Discover the Best Books Written by Rowan Williams
Rowan Douglas Williams, Baron Williams of Oystermouth, PC, FBA, FRSL, FLSW, is a Welsh Anglican bishop, theologian, and poet. He was the 104th Archbishop of Canterbury, a position he held from December 2002 to December 2012. Previously the Bishop of Monmouth and Archbishop of Wales, Williams was the first Archbishop of Canterbury in modern times not to be appointed from within the Church of England.
Williams's importance was marked by speculation that the Anglican Communion (in which the Archbishop of Canterbury is the leading figure) was on the verge of fragmentation over disagreements on contemporary issues such as homosexuality and the ordination of women. Williams worked to keep all sides talking to one another. Notable events during his time as Archbishop of Canterbury include the rejection by a majority of dioceses of his proposed Anglican Covenant and, in the final general synod of his tenure, his unsuccessful attempt to secure a sufficient majority for a measure to allow the appointment of women as bishops in the Church of England.
Having spent much of his earlier career as an academic at the universities of Cambridge and Oxford successively, Williams speaks three languages and reads at least nine. After standing down as archbishop, Williams took up the position of chancellor of the University of South Wales in 2014 and served as master of Magdalene College, Cambridge, between 2013 and 2020. He also delivered the Gifford Lectures at the University of Edinburgh in 2013.
Justin Welby succeeded Williams as the Archbishop of Canterbury on 9 November 2012, being crowned in March 2013. On 26 December 2012, 10 Downing Street announced Williams's elevation to the peerage as a life peer so that he could continue to speak in the House of Lords. Following the creation of his title on 8 January and its gazetting on 11 January 2013, he was introduced to the temporal benches of the House of Lords as Baron Williams of Oystermouth on 15 January 2013, sitting as a crossbencher. He retired from the House on 31 August 2020 and from Magdalene College that Michaelmas, returning to Abergavenny, in his former diocese.
Williams did not have a formal curacy until 1980, when he served at St George's, Chesterton, Cambridge, until 1983, after having been appointed a university lecturer in divinity at Cambridge.

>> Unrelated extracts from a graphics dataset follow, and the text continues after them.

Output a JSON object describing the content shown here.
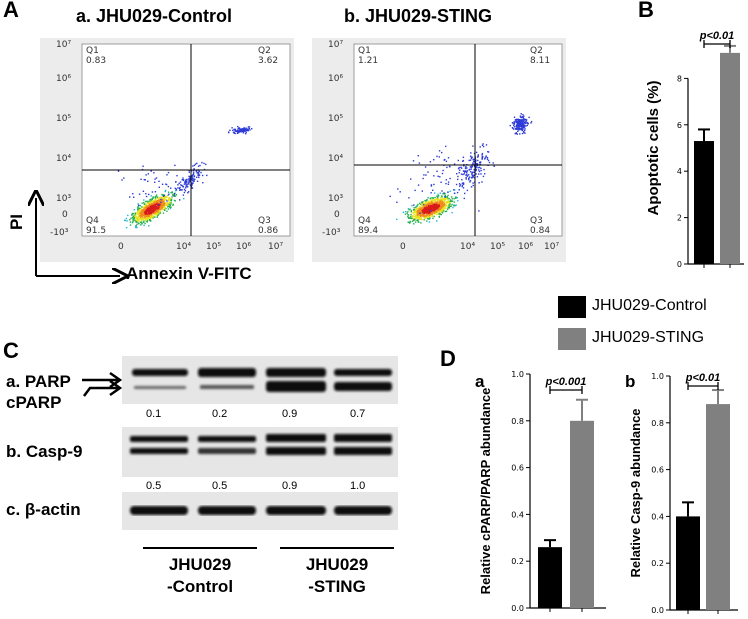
{
  "panels": {
    "A": "A",
    "B": "B",
    "C": "C",
    "D": "D"
  },
  "flow": {
    "plots": [
      {
        "title": "a. JHU029-Control",
        "quadrants": {
          "q1_name": "Q1",
          "q1_val": "0.83",
          "q2_name": "Q2",
          "q2_val": "3.62",
          "q3_name": "Q3",
          "q3_val": "0.86",
          "q4_name": "Q4",
          "q4_val": "91.5"
        }
      },
      {
        "title": "b. JHU029-STING",
        "quadrants": {
          "q1_name": "Q1",
          "q1_val": "1.21",
          "q2_name": "Q2",
          "q2_val": "8.11",
          "q3_name": "Q3",
          "q3_val": "0.84",
          "q4_name": "Q4",
          "q4_val": "89.4"
        }
      }
    ],
    "y_axis_label": "PI",
    "x_axis_label": "Annexin V-FITC",
    "y_ticks": [
      "10⁷",
      "10⁶",
      "10⁵",
      "10⁴",
      "10³",
      "0",
      "-10³"
    ],
    "x_ticks": [
      "0",
      "10⁴",
      "10⁵",
      "10⁶",
      "10⁷"
    ]
  },
  "western": {
    "rows": [
      {
        "label": "a. PARP",
        "values": [
          "0.1",
          "0.2",
          "0.9",
          "0.7"
        ]
      },
      {
        "label": "b. Casp-9",
        "values": [
          "0.5",
          "0.5",
          "0.9",
          "1.0"
        ]
      },
      {
        "label": "c. β-actin",
        "values": []
      }
    ],
    "cparp_label": "cPARP",
    "groups": [
      {
        "line1": "JHU029",
        "line2": "-Control"
      },
      {
        "line1": "JHU029",
        "line2": "-STING"
      }
    ]
  },
  "legend": [
    {
      "label": "JHU029-Control",
      "color": "#000000"
    },
    {
      "label": "JHU029-STING",
      "color": "#808080"
    }
  ],
  "chart_data": [
    {
      "panel": "B",
      "type": "bar",
      "categories": [
        "JHU029-Control",
        "JHU029-STING"
      ],
      "values": [
        5.3,
        9.1
      ],
      "errors": [
        0.5,
        0.3
      ],
      "ylabel": "Apoptotic cells (%)",
      "ylim": [
        0,
        10
      ],
      "yticks": [
        "0",
        "2",
        "4",
        "6",
        "8"
      ],
      "annotation": "p<0.01"
    },
    {
      "panel": "Da",
      "type": "bar",
      "categories": [
        "JHU029-Control",
        "JHU029-STING"
      ],
      "values": [
        0.26,
        0.8
      ],
      "errors": [
        0.03,
        0.09
      ],
      "ylabel": "Relative cPARP/PARP abundance",
      "ylim": [
        0,
        1.0
      ],
      "yticks": [
        "0.0",
        "0.2",
        "0.4",
        "0.6",
        "0.8",
        "1.0"
      ],
      "annotation": "p<0.001"
    },
    {
      "panel": "Db",
      "type": "bar",
      "categories": [
        "JHU029-Control",
        "JHU029-STING"
      ],
      "values": [
        0.4,
        0.88
      ],
      "errors": [
        0.06,
        0.06
      ],
      "ylabel": "Relative Casp-9 abundance",
      "ylim": [
        0,
        1.0
      ],
      "yticks": [
        "0.0",
        "0.2",
        "0.4",
        "0.6",
        "0.8",
        "1.0"
      ],
      "annotation": "p<0.01"
    }
  ],
  "sublabels": {
    "Da": "a",
    "Db": "b"
  }
}
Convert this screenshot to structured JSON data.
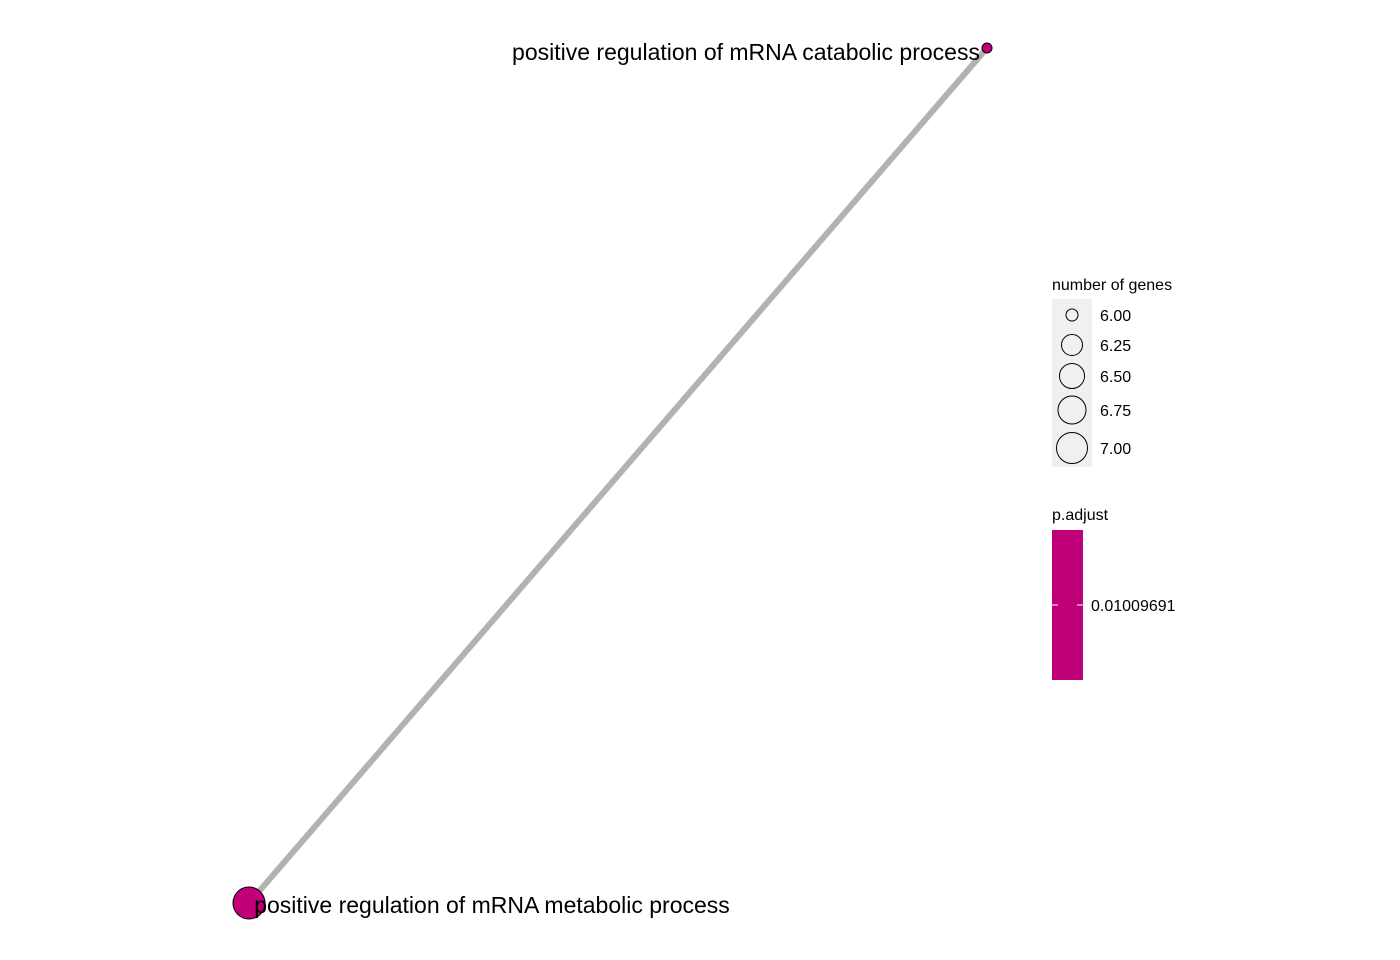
{
  "chart_data": {
    "type": "network",
    "title": "",
    "grid": false,
    "nodes": [
      {
        "id": "catabolic",
        "label": "positive regulation of mRNA catabolic process",
        "number_of_genes": 6,
        "p_adjust": 0.01009691
      },
      {
        "id": "metabolic",
        "label": "positive regulation of mRNA metabolic process",
        "number_of_genes": 7,
        "p_adjust": 0.01009691
      }
    ],
    "edges": [
      {
        "source": "metabolic",
        "target": "catabolic"
      }
    ],
    "edge_color": "#b2b2b2",
    "node_color": "#bf0078",
    "legend": {
      "placement": "right",
      "size_title": "number of genes",
      "size_breaks": [
        "6.00",
        "6.25",
        "6.50",
        "6.75",
        "7.00"
      ],
      "size_key_background": "#f0f0f0",
      "color_title": "p.adjust",
      "color_breaks": [
        "0.01009691"
      ],
      "color_low": "#bf0078",
      "color_high": "#bf0078"
    }
  }
}
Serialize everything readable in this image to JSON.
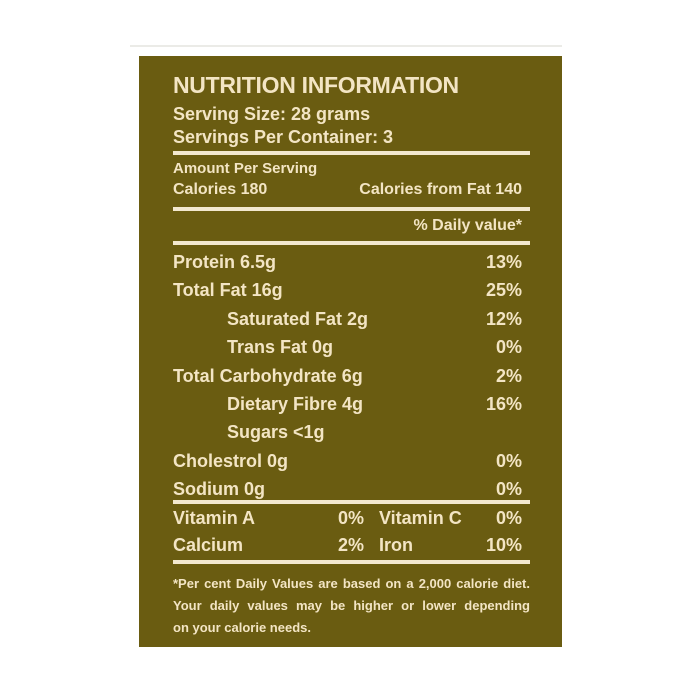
{
  "page": {
    "background_color": "#ffffff"
  },
  "label": {
    "background_color": "#6a5c11",
    "text_color": "#f3e5c4",
    "title": "NUTRITION INFORMATION",
    "serving": {
      "serving_size": "Serving Size: 28 grams",
      "servings_per_container": "Servings Per Container: 3"
    },
    "amount_per_serving": "Amount Per Serving",
    "calories": {
      "calories": "Calories 180",
      "calories_from_fat": "Calories from Fat 140"
    },
    "daily_value_header": "% Daily value*",
    "nutrients": [
      {
        "name": "Protein 6.5g",
        "dv": "13%",
        "indent": false
      },
      {
        "name": "Total Fat 16g",
        "dv": "25%",
        "indent": false
      },
      {
        "name": "Saturated Fat 2g",
        "dv": "12%",
        "indent": true
      },
      {
        "name": "Trans Fat 0g",
        "dv": "0%",
        "indent": true
      },
      {
        "name": "Total Carbohydrate 6g",
        "dv": "2%",
        "indent": false
      },
      {
        "name": "Dietary Fibre 4g",
        "dv": "16%",
        "indent": true
      },
      {
        "name": "Sugars <1g",
        "dv": "",
        "indent": true
      },
      {
        "name": "Cholestrol 0g",
        "dv": "0%",
        "indent": false
      },
      {
        "name": "Sodium 0g",
        "dv": "0%",
        "indent": false
      }
    ],
    "micronutrients": [
      {
        "name_left": "Vitamin A",
        "value_left": "0%",
        "name_right": "Vitamin C",
        "value_right": "0%"
      },
      {
        "name_left": "Calcium",
        "value_left": "2%",
        "name_right": "Iron",
        "value_right": "10%"
      }
    ],
    "footnote_lines": [
      "*Per cent Daily Values are based on a 2,000 calorie diet.",
      "Your daily values may be higher or lower depending",
      "on your calorie needs."
    ]
  }
}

In 1984 he became dean and chaplain of Clare College, and, in 1986, at the age of 36, he was appointed to the Lady Margaret Professor of Divinity at Oxford. This position brought with it appointment to a residentiary canonry of Christ Church Cathedral. In 1989 he received the degree of Doctor of Divinity and, in 1990, was elected a Fellow of the British Academy.
Williams, a scholar of the Church Fathers and a historian of Christian spirituality, wrote in 1983 that orthodoxy should be seen "as a tool rather than an end in itself..." It is not something that stands still. Thus "old styles come under increasing strain, new speech needs to be generated." He sees orthodoxy as several "dialogues": a constant dialogue with Christ, crucified and risen, but also that of the community of faith with the world – "a risky enterprise," as he writes. "We ought to be puzzled," he says, "when the gospel does not challenge the world." It may mean that Christians have not understood the kinds of bondage to which the gospel is addressed.
He also wrote that "orthodoxy is inseparable from sacramental practice... The eucharist is the paradigm of that dialogue which is 'orthodoxy'". This stance may help to explain both his social radicalism and his view of the importance of the Church, and thus of the holding together of the Anglican communion over matters such as homosexuality: his belief in the idea of the Church is profound.